David Sheldrick MBE was the founder warden of Tsavo East National Park, where he served from its inception in 1948. In 1976 he was transferred to Nairobi to head the Planning Unit of the Wildlife Conservation and Management Department. After his death, his work was carried on by his widow, Dr Daphne Sheldrick.
The David Sheldrick Wildlife Trust is a small charity. It has US charitable status, enhancing its corporate funding capability under the guidance of the US-based Friends of the Trust, all of whom work on a voluntary basis.
Daphne Sheldrick was the first person in the world to hand-rear newborn, fully milk-dependent African elephant orphans. (They drink more than 20 litres a day!) Trial and error took 28 years but by 2004, 55 calves had been hand-reared and saved, two from day of birth.
The park is too small to sustain adult elephants, but they take in orphaned babies from all over Kenya. There has been a rise in ivory poaching and most babies' parents have been killed by hunters. Some have just been accidentally separated from their mothers. The babies are raised with the intention of gradually integrating them into the wild.

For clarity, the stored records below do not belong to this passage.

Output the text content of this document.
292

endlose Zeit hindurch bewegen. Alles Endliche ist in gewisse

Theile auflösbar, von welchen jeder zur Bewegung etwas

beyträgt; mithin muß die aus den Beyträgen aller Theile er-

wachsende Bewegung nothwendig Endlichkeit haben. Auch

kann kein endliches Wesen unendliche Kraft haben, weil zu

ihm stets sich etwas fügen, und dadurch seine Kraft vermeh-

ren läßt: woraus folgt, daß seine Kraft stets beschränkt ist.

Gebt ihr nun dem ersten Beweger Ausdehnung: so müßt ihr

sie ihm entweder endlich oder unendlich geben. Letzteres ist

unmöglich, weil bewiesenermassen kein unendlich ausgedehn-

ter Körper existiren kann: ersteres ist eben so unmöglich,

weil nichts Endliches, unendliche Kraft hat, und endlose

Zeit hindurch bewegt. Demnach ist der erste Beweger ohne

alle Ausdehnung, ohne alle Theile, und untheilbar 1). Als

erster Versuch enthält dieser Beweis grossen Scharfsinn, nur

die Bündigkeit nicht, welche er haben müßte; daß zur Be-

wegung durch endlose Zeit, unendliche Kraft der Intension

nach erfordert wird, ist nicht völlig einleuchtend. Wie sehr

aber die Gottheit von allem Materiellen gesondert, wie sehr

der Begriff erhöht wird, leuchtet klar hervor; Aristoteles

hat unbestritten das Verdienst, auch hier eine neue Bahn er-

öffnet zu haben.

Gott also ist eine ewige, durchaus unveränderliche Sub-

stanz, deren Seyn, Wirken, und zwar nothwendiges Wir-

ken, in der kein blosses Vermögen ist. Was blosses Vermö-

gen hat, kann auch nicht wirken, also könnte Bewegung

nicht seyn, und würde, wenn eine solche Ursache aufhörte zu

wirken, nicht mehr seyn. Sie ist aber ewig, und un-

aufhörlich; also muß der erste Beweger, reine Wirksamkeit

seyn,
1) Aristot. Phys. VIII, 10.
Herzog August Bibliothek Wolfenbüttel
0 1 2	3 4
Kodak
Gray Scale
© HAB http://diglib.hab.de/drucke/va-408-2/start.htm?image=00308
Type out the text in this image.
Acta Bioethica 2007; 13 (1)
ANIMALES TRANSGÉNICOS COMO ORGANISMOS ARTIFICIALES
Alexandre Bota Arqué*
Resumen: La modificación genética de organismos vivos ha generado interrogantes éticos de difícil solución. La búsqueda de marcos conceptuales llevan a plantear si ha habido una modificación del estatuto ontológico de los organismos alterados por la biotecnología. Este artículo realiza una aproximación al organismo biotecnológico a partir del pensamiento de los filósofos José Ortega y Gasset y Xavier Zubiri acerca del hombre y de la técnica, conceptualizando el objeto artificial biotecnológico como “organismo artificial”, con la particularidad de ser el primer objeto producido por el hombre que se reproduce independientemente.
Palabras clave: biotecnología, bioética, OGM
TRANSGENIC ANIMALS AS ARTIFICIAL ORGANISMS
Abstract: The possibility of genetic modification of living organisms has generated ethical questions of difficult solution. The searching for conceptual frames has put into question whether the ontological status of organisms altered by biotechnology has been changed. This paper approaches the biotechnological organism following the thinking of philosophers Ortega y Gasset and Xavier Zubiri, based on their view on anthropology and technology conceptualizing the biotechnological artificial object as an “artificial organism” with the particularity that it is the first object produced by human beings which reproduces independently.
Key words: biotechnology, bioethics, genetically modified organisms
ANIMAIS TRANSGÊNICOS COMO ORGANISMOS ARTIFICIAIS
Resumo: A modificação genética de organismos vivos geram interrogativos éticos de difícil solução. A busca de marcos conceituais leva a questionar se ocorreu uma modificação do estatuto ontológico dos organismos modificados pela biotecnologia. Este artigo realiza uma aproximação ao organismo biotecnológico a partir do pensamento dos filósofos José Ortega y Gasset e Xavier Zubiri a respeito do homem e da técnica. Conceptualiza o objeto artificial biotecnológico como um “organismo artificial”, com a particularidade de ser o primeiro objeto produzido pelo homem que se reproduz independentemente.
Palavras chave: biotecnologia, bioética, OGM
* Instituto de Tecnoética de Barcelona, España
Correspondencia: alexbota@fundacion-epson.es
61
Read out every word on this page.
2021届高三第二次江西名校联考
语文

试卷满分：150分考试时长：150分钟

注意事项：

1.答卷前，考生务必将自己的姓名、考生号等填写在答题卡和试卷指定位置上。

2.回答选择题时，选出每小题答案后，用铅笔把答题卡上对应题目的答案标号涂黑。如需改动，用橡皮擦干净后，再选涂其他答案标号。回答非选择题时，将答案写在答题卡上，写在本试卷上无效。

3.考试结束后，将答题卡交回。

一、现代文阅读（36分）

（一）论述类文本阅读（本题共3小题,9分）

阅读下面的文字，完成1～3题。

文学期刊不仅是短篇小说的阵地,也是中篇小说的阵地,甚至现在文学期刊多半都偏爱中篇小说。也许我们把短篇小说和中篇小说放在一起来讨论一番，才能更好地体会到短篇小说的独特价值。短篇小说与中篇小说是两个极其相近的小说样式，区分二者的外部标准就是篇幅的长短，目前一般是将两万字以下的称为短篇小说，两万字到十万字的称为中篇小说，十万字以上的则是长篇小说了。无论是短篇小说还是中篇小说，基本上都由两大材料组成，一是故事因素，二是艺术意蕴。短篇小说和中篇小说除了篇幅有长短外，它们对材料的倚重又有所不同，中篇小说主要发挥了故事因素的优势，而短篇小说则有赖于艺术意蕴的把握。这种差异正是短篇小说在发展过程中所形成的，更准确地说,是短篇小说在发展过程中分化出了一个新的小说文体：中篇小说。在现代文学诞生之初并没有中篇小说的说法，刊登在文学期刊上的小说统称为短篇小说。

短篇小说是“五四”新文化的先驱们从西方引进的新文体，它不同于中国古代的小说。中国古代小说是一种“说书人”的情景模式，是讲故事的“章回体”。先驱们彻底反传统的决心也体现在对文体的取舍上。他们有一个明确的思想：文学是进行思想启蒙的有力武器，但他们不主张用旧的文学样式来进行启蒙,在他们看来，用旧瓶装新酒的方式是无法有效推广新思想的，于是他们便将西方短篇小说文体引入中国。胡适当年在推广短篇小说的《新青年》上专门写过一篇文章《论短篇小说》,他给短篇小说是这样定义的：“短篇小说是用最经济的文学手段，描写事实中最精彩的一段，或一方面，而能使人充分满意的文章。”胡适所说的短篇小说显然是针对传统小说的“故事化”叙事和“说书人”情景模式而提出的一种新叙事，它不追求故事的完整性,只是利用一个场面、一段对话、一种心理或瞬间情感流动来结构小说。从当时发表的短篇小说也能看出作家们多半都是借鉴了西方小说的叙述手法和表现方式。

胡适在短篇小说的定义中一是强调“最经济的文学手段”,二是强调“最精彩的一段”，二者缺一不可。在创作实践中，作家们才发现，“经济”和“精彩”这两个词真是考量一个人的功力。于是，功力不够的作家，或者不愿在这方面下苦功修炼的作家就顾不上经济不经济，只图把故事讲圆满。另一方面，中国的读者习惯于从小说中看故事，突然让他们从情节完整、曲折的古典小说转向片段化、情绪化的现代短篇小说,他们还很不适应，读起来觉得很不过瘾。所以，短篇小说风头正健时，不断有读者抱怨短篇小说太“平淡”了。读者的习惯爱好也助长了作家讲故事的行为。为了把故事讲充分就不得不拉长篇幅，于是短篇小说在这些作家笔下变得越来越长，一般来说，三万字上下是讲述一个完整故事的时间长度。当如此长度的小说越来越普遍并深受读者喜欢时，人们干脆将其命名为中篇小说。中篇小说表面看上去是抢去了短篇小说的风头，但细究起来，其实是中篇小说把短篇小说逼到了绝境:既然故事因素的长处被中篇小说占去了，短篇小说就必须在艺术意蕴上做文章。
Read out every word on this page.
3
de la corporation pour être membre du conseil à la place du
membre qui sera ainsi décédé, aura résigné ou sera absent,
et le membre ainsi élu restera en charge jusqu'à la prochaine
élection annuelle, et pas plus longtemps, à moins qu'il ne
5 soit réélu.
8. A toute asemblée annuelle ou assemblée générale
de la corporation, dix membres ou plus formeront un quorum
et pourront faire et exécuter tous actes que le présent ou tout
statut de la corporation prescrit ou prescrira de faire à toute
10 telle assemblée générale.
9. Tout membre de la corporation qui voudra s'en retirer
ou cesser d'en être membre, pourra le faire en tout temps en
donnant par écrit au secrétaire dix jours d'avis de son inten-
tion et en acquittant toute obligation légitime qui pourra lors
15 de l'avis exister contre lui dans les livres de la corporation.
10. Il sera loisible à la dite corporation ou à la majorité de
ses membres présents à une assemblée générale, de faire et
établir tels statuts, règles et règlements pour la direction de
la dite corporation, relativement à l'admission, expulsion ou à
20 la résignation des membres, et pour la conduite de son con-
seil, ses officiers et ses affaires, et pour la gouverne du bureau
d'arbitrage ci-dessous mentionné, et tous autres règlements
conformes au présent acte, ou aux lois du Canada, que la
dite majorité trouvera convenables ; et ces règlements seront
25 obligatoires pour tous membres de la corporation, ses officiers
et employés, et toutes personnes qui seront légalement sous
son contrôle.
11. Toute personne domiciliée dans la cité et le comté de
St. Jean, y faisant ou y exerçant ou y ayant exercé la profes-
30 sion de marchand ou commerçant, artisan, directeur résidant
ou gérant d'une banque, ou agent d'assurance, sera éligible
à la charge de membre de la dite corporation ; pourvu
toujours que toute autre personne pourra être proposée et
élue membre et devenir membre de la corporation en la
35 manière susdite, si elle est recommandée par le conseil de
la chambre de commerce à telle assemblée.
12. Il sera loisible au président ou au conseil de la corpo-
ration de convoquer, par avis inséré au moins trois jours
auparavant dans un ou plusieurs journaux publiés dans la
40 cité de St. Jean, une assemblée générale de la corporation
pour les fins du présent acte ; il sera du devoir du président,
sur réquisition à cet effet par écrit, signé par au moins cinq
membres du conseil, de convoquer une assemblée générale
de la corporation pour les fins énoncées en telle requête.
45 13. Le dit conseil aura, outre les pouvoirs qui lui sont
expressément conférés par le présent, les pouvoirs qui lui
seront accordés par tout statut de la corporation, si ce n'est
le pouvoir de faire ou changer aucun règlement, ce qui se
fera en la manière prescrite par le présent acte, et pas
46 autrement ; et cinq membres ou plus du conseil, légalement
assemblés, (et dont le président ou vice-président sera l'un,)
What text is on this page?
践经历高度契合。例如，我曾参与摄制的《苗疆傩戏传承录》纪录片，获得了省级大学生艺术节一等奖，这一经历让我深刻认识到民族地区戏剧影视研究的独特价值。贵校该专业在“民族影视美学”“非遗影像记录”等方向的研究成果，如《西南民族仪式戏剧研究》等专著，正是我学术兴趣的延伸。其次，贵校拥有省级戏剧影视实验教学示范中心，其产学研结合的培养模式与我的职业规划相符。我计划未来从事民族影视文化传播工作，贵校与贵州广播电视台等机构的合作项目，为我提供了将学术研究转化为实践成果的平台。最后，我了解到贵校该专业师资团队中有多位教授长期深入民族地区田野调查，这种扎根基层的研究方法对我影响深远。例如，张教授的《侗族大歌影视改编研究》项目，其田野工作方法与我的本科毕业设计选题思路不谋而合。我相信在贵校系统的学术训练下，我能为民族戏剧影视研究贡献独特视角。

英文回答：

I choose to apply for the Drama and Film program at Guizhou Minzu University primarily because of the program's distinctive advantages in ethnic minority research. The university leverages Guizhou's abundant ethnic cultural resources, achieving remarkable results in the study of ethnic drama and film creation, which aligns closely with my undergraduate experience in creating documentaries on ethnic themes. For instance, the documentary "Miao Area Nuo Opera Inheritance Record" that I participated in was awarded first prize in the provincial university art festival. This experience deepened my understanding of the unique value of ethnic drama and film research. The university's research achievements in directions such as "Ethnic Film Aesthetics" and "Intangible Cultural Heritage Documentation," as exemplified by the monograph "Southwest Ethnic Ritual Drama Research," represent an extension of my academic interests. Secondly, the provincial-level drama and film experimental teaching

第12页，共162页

Obviously they are extremely traumatised for the first few days and are lavished with attention. They need food and shade, usually provided by their mothers, and walks in the park.
The age of the elephants can vary from newborn up to three years. Each is assigned its own keeper who acts as a surrogate mother and stays with the baby until it is old enough and sufficiently confident to be transferred to Tsavo Game Park for the final development before being released.
Visitors are welcome between 11am and noon every day. A keeper gives a talk about the beautiful animals, where they came from and how they are progressing. As groups are usually small, you can get really close to the babies as they feed and play. The park also takes in baby rhinos in a similar predicament, so if you are lucky you will have the chance to see one or two of those.
Nairobi's Safari Park Hotel is set on 25 hectares of gardens, with one of Africa's largest pools and an inland beach. There are two floodlit tennis courts, two squash courts and horseriding lessons are available.
Nine bungalow-style buildings have a total of 204 rooms and one presidential suite. Rooms are spacious with carved, four-poster beds and balconies overlooking the beautiful gardens.
When the sun goes down, the Cat's Club with the athletic Safari Cats and Piano Bar come to life. There is also the King Solomon's Mines casino with 500 square metres of slot machines!
The hotel has five restaurants. Nyama Choma Ranch serves roast game and domestic meat, La Piazzetta is Italian-style, Café Kigwa serves continental cuisine, Winners Pavillion is Chinese and Chiyo is Japanese.
There is a free bus shuttle to and from the city centre just 15 minutes away.